Bu ülkeye Nicolas Anelka’lar, Roberto Carlos’lar geldi. Ne pandemi vardı, ne bir şey. Fenerbahçe kapalı gişe oynuyordu. Şampiyonlar Ligi’nde çeyrek finale çıkmıştı. O devirde bile bu türlü satış yapamadı. O vakit Fenerium’un mağaza sayısı da fazlaydı. Fenerbahçe’nin bu dönem sattığı forma sayısı 139 bin. Ligin yarısı gelmiş, artık mümkün mü? Mesut geldi diye 400 bin satman çok hayalci yani… Olsaydı, Roberto Carlos’la olurdu…
Formayı ne vakit satarsın? Mesela derbi maçlar oynanırken statların etrafında forma bulamazsın. Hele bir de kazandıysan büsbütün tükenir. Sen artık statlara gidemiyorsun. Nasıl olacak? Ben derbiyi kazandıktan sonra internete girip forma siparişi mi vereceğim? Şampiyon olacaksın, kupa kazanacaksın, kutlama yok, cümbüş yok.”
‘YERLİ MARKALAR ÜRETMELİ, STORE’LAR BİRLEŞTİRİLMELİ’
“Artık kulüpler kendileri mağaza açmak yerine ‘franchise’ veriyorlar. Çünkü kira bedelleri yükseldi. Şu devir forma satmak çok sıkıntı. Abdullah Kiğılı’nın hoş bir önerisi vardı. Biz bu kadar kira ödemeyelim. Bütün ekiplerin formaları tıpkı mağazada satılsın. Forma fiyatları düşsün, herkes daha çok forma satsın, sorun çözülsün diyordu.
Paris St. Germain’in stadyumunda inanılmaz büyük bir mağaza vardır. İçinde saatler geçirirsin ve eser almadan çıkmazsın. Eldiven alırsın, çakmak alırsın, atkı, kravat, bere, yani kesinlikle bir şey alırsın ve o denli çıkarsın. Lakin bizde o denli bir sistem var ki, çocuğuna küçük bir top almaya kalksan, orada 10 euro falandır, bizde 50 liradan başlar. Yani bizde her türlü lisanslı eserin fiyatı çok yüksek… Aslında lokal markalar yapabilseler, ki Türkiye’de spor sanayisinde de lokal markalar çıkmaya başladı, hem kulüpler daha çok kazanır, hem de forma fiyatları ucuzlar…

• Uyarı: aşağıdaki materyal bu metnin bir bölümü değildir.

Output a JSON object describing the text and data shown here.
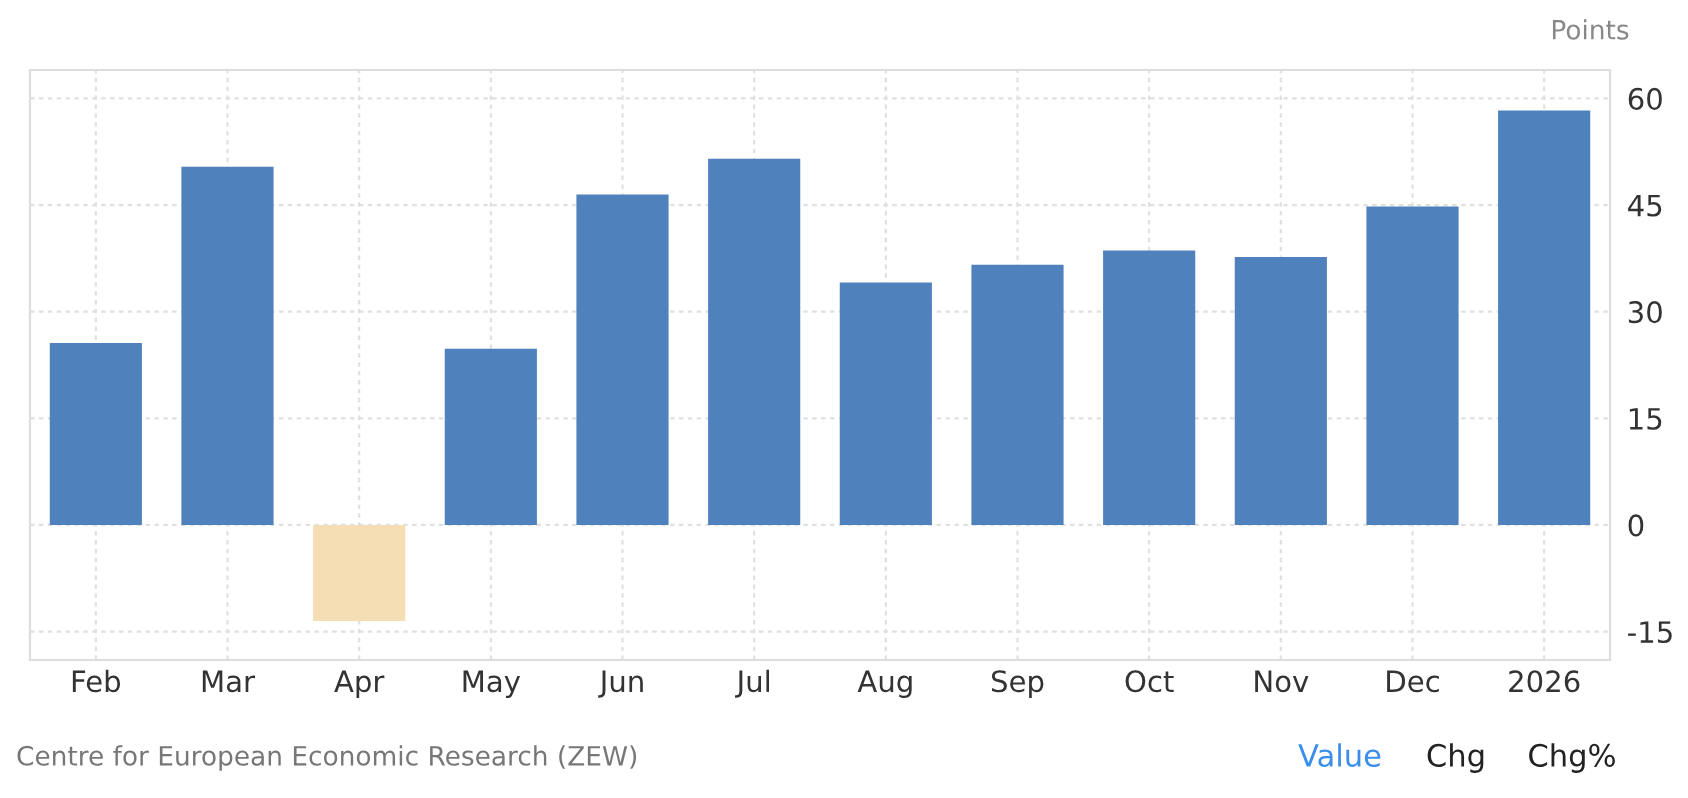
{
  "chart_data": {
    "type": "bar",
    "ylabel": "Points",
    "categories": [
      "Feb",
      "Mar",
      "Apr",
      "May",
      "Jun",
      "Jul",
      "Aug",
      "Sep",
      "Oct",
      "Nov",
      "Dec",
      "2026"
    ],
    "values": [
      25.6,
      50.4,
      -13.5,
      24.8,
      46.5,
      51.5,
      34.1,
      36.6,
      38.6,
      37.7,
      44.8,
      58.3
    ],
    "colors": [
      "#4f81bd",
      "#4f81bd",
      "#f5deb3",
      "#4f81bd",
      "#4f81bd",
      "#4f81bd",
      "#4f81bd",
      "#4f81bd",
      "#4f81bd",
      "#4f81bd",
      "#4f81bd",
      "#4f81bd"
    ],
    "ylim": [
      -19,
      64
    ],
    "yticks": [
      -15,
      0,
      15,
      30,
      45,
      60
    ],
    "grid": true,
    "legend": false,
    "annotations": [
      "Centre for European Economic Research (ZEW)",
      "Value",
      "Chg",
      "Chg%"
    ]
  }
}
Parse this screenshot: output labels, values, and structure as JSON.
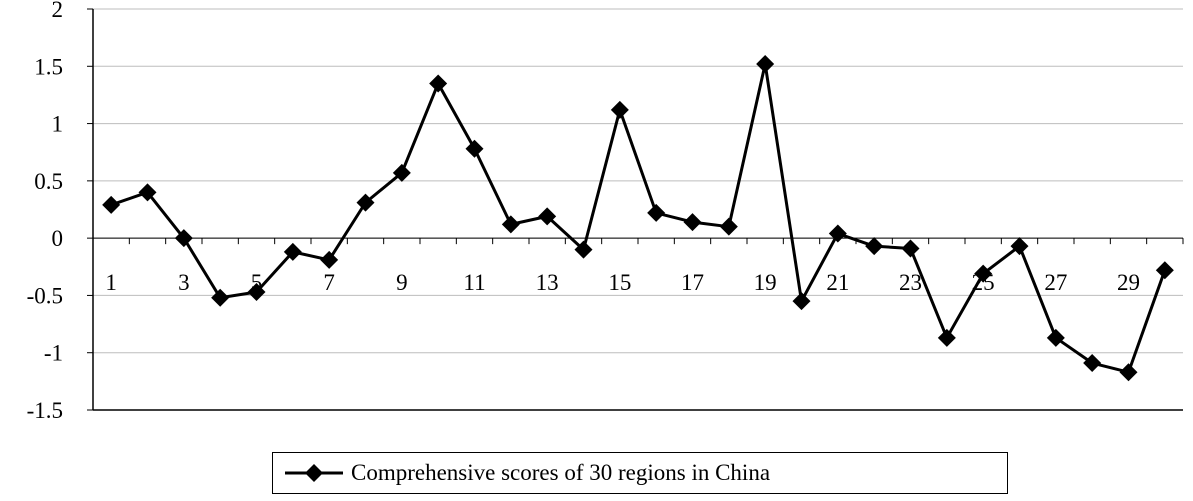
{
  "chart_data": {
    "type": "line",
    "x": [
      1,
      2,
      3,
      4,
      5,
      6,
      7,
      8,
      9,
      10,
      11,
      12,
      13,
      14,
      15,
      16,
      17,
      18,
      19,
      20,
      21,
      22,
      23,
      24,
      25,
      26,
      27,
      28,
      29,
      30
    ],
    "xtick_labels": [
      "1",
      "3",
      "5",
      "7",
      "9",
      "11",
      "13",
      "15",
      "17",
      "19",
      "21",
      "23",
      "25",
      "27",
      "29"
    ],
    "ytick_labels": [
      "2",
      "1.5",
      "1",
      "0.5",
      "0",
      "-0.5",
      "-1",
      "-1.5"
    ],
    "ylim": [
      -1.5,
      2
    ],
    "grid": true,
    "legend_position": "bottom",
    "series": [
      {
        "name": "Comprehensive scores of 30 regions in China",
        "color": "#000000",
        "marker": "diamond",
        "values": [
          0.29,
          0.4,
          0.0,
          -0.52,
          -0.47,
          -0.12,
          -0.19,
          0.31,
          0.57,
          1.35,
          0.78,
          0.12,
          0.19,
          -0.1,
          1.12,
          0.22,
          0.14,
          0.1,
          1.52,
          -0.55,
          0.04,
          -0.07,
          -0.09,
          -0.87,
          -0.31,
          -0.07,
          -0.87,
          -1.09,
          -1.17,
          -0.28
        ]
      }
    ]
  }
}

Evet Manchester United’lar Çin’den futbolcu alıyorlar, Çin’e forma satıyorlar ancak onlar çok başka pazar yapılarına sahip… Yerelde 80 milyon kişi, 10 milyon da taraftarın var. Haydi 1-2 milyon da Avrupa’da, 12 milyon diyelim. Sen bu kadar taraftarınla gelir elde edemezsin. Real, Manu, Liverpool vb. forma satışlarının kıymetli kısmını Asya’da, Rusya’da, Amerika’da yaparlar. Oralarda maçları çok izlenir.

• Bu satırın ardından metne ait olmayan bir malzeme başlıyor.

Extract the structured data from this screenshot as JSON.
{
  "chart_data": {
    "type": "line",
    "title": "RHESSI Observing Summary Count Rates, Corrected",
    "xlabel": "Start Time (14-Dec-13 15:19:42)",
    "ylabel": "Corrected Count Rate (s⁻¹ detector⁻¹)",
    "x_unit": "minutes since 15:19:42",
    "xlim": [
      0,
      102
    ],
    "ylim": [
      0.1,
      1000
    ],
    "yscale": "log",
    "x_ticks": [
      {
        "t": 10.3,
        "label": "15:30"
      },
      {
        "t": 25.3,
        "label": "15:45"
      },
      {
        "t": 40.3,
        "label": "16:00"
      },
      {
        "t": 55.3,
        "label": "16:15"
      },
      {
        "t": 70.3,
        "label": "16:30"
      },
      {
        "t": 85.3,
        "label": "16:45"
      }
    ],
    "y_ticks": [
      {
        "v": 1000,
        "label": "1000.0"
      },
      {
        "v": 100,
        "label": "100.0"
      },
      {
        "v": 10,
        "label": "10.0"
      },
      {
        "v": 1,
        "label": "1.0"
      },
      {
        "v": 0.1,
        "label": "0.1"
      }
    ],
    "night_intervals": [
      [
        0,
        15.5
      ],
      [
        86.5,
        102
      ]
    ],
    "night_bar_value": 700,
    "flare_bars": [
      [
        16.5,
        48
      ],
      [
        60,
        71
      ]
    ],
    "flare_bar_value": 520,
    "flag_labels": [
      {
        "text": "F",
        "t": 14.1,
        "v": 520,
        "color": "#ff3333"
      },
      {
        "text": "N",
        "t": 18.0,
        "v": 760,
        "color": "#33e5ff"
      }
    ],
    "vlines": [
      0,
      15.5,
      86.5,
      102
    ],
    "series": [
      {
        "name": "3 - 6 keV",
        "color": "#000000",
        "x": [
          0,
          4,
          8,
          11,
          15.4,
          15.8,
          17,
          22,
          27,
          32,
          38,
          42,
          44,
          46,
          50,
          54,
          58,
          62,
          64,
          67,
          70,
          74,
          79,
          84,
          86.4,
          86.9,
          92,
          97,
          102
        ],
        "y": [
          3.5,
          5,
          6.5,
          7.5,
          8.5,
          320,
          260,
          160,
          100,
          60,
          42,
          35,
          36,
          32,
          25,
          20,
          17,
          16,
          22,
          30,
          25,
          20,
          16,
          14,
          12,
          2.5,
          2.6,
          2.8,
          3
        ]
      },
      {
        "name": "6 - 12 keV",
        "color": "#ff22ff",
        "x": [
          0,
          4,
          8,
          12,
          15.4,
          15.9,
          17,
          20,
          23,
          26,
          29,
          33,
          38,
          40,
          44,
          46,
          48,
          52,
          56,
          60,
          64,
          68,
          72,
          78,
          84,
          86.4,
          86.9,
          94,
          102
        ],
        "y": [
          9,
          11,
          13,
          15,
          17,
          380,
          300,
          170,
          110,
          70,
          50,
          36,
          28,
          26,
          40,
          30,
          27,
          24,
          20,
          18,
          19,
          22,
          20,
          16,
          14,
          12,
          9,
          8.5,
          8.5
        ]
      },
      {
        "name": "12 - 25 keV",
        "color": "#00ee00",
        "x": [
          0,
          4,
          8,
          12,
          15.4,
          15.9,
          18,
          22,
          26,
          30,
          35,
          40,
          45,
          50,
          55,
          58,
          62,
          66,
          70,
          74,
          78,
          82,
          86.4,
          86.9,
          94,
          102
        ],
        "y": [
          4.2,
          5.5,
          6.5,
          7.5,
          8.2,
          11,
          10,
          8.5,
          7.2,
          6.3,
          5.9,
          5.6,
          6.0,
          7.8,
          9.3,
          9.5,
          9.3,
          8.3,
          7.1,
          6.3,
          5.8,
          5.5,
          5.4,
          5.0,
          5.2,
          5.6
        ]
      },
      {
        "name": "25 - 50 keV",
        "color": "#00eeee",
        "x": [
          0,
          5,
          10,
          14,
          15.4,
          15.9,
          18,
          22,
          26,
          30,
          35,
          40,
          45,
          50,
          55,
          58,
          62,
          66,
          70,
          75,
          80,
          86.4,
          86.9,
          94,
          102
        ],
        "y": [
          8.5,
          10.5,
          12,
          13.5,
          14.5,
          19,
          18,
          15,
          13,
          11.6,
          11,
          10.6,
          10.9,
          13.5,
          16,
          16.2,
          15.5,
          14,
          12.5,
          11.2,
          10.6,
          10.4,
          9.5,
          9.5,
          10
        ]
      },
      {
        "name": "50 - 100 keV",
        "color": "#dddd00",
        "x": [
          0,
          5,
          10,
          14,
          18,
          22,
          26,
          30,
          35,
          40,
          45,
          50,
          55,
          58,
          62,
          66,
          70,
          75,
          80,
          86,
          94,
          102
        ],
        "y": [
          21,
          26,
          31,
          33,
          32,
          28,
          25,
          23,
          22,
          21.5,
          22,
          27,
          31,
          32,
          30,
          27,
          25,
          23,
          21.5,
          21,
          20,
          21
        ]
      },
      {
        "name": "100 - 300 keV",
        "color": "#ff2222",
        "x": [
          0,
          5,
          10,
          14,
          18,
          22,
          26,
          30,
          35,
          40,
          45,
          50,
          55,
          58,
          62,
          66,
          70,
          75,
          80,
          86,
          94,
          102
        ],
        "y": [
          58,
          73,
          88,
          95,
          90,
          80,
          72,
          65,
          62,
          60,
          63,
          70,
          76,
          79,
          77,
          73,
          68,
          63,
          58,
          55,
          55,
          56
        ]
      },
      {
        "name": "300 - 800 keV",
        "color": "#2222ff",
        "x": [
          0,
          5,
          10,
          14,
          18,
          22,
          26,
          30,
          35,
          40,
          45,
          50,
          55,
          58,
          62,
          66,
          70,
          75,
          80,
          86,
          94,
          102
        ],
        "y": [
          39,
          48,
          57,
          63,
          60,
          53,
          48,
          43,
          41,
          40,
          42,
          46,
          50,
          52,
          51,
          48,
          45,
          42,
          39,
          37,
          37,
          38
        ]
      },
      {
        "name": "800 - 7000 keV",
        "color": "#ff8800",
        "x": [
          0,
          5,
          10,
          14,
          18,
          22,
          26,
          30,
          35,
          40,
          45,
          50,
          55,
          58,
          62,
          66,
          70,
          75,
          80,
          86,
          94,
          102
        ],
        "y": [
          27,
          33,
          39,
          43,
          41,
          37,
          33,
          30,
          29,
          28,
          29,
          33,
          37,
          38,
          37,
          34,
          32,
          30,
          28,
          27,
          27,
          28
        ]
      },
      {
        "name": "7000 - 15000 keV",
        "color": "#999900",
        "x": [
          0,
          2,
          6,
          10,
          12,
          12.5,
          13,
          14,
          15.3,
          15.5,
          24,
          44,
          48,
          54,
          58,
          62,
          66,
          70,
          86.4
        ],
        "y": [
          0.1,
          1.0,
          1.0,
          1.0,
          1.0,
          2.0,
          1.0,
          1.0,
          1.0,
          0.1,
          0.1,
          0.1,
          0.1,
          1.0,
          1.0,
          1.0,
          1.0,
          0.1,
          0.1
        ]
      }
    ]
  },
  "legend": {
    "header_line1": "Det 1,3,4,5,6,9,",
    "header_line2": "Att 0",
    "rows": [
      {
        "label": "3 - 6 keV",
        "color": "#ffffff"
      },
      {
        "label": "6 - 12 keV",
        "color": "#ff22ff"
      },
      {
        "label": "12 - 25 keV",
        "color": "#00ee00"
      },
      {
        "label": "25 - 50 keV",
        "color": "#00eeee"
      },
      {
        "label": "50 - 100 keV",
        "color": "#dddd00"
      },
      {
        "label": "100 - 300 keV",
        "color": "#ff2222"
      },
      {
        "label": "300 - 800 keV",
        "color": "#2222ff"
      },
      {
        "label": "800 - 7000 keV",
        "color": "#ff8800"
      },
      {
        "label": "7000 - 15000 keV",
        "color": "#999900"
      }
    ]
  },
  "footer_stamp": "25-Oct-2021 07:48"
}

Bein Sports bizim maçlarımızı da yurtdışında yayınlıyor lakin burada Belçika ligi ne kadar izleniyorsa, bizim lig de oralarda o kadar izleniyor. Manu’da bir satış ve pazarlama grubu var, 250 kişi! Hangi kulübümüzün o denli bir grubu var? İdareler değiştikçe bu takımlar de değişirse sürdürülebilir bir model yaratamazsın.”